The Satanic Panic of the ’80s and ’90s was one of our society’s most strangely uncomfortable and highly bizarre periods. Awash in constant fearmongering and moralizing about what makes a person virtuous and safe and what, more importantly, opens them up to be corrupted by Satanic influence, it was a time that smacked heavily of the frenzy seen in the Salem Witch Trials. Only this time, it’s target was not so much women and girls, but anyone who had an overzealous nosy neighbor and a taste for dark clothing, board games, and metal music. These were not the only criteria, of course — preschool teachers were accused of all sorts of heinous acts on their students with no basis, countless innocent lives were ruined, not even to speak of the controversy of Michelle Remembers — but they were by far the most commonly mentioned in any study of the period. All it took to be accused of being under the influence was setting someone off you may not even know.

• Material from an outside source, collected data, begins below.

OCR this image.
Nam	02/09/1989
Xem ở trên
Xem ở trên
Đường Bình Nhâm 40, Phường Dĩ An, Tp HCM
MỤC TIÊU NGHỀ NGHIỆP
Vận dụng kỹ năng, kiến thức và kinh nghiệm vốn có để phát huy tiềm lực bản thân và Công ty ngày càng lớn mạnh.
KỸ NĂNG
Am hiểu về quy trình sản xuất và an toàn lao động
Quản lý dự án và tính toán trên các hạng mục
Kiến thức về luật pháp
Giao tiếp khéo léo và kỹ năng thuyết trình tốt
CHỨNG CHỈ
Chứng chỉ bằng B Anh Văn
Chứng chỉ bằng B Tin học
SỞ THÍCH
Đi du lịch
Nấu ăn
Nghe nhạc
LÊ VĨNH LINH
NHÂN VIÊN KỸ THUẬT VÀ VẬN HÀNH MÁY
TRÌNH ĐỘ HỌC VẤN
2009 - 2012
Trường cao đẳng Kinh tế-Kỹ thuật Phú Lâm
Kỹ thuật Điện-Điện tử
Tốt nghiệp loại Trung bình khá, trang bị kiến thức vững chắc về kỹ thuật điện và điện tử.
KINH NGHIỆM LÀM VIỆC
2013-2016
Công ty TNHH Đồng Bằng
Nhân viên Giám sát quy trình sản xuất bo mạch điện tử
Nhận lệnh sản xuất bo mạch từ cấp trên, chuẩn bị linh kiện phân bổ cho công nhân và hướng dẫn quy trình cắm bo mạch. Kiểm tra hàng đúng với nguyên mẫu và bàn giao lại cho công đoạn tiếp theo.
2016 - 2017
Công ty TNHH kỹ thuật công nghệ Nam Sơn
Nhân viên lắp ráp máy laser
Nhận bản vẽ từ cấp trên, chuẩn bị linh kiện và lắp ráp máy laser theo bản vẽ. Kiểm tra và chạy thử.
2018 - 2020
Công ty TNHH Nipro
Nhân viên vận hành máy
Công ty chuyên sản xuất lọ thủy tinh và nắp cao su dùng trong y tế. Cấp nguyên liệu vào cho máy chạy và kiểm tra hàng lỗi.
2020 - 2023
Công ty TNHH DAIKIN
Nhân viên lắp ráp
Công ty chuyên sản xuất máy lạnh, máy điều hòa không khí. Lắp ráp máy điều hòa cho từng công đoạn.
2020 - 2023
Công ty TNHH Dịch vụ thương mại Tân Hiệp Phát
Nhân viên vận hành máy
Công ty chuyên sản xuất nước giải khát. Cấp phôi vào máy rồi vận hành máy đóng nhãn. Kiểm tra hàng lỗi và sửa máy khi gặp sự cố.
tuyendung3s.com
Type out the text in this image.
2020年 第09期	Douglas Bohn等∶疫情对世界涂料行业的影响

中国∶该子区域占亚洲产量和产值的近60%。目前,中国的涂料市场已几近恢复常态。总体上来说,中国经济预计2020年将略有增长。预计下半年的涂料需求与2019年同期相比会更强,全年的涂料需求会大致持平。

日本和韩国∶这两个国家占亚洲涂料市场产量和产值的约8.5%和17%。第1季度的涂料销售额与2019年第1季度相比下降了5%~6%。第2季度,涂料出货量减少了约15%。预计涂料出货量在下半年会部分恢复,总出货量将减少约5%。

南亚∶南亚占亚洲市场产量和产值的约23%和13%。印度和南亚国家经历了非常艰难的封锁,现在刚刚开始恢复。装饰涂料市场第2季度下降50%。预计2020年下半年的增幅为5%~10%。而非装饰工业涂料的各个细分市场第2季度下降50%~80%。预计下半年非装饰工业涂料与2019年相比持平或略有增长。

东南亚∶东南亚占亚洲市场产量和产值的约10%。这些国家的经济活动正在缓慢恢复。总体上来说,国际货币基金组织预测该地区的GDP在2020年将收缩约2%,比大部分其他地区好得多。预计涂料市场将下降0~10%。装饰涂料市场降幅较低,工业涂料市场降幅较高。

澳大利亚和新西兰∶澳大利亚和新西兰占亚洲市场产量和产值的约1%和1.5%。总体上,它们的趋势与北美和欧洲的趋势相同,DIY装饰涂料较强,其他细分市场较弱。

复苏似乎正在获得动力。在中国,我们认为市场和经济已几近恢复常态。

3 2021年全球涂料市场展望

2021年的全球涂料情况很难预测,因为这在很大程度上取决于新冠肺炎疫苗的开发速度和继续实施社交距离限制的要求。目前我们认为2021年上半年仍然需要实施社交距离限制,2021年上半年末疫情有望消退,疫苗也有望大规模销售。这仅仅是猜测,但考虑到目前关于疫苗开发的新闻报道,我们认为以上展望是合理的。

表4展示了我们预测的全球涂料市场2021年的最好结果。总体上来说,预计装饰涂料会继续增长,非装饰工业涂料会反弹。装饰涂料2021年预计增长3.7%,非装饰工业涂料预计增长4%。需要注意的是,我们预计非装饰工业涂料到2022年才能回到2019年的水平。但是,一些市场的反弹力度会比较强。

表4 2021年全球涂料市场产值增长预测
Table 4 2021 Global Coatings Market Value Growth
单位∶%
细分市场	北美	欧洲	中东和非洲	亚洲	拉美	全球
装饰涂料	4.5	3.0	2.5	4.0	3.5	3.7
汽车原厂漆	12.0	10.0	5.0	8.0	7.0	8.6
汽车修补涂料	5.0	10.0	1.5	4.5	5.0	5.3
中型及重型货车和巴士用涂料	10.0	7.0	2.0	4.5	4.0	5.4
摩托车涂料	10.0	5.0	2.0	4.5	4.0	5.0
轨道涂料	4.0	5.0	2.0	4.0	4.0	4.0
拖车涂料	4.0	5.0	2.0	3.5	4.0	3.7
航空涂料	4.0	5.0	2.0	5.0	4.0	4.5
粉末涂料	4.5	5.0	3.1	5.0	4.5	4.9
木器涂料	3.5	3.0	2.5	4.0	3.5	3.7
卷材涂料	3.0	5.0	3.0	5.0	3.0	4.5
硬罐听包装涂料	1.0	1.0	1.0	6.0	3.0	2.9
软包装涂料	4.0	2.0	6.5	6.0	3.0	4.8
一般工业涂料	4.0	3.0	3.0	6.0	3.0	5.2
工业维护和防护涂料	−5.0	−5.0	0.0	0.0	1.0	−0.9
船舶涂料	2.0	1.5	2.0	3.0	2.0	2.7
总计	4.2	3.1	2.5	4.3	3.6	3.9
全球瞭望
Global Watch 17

No surprise, then, perhaps, that Travis believes himself to be exactly what the town paints him as: a violent, angry, societal disappointment. Also no surprise, surely, that he quickly becomes potential prey for the real culprit of the town’s disappearances.

 

 

Douglas Forrester’s debut feature and Panic Fest 2025 entry is at once effectively spooky and a pointed examination of what it’s like to be an adolescent outsider in a time of societal turmoil. Meyers’s performance as Travis is deeply affecting and the standout of the film. He makes it palpably clear not just that Travis is aware of his status as the gum on the bottom of his town’s shoe, but that a part of him is starving to prove himself as more than that. He’s so absorbed in the ideas other people have of him that he can hardly see the more important truth: those closest to him can see the real Travis, and they find him to be not just worth seeing but worth fighting for. Meyers’s ability to convey the vulnerability and rage necessary to effectively sell this character is a testament to his strength as an actor. Too much in either direction would have entirely shifted the tone of the film for the worse, but Meyers makes CARRY THE DARKNESS not just worthwhile but necessary.

 

That the fate of his town rests on the shoulders of Travis and his outcast friends is nothing new for horror film, but it is so effectively done in CARRY THE DARKNESS mostly because Meyers’s performance paints us a character who sees all the bad every moment of the day and still fights to find the good despite it all. Whether that be through his camera lens, poignant conversations with his mother that remind him he has never disappointed her, or through the bonds he shares with his fellow misfits.

We laugh at situations like the Satanic Panic now for the ridiculous nonsense they were, but they ruined many peoples’ lives at the time, and are beginning to once again crawl up from the depths and rear their heads. Moral panics are impossibly easy to stoke and, the further we get into the digital and increasingly more isolated age, even easier to spread. Films like CARRY THE DARKNESS, when done right, can do more than just transport us back to those times. They can use the lens of (all too common) childhood traumas we may often take for granted as common film fodder and remind us that the figures we are being made to demonize are, more often than not, people just like us. Innocent people who may have messy histories and messier coping mechanisms but who, nonetheless, deserve to be treated as human beings rather than social pariahs and boogeymen.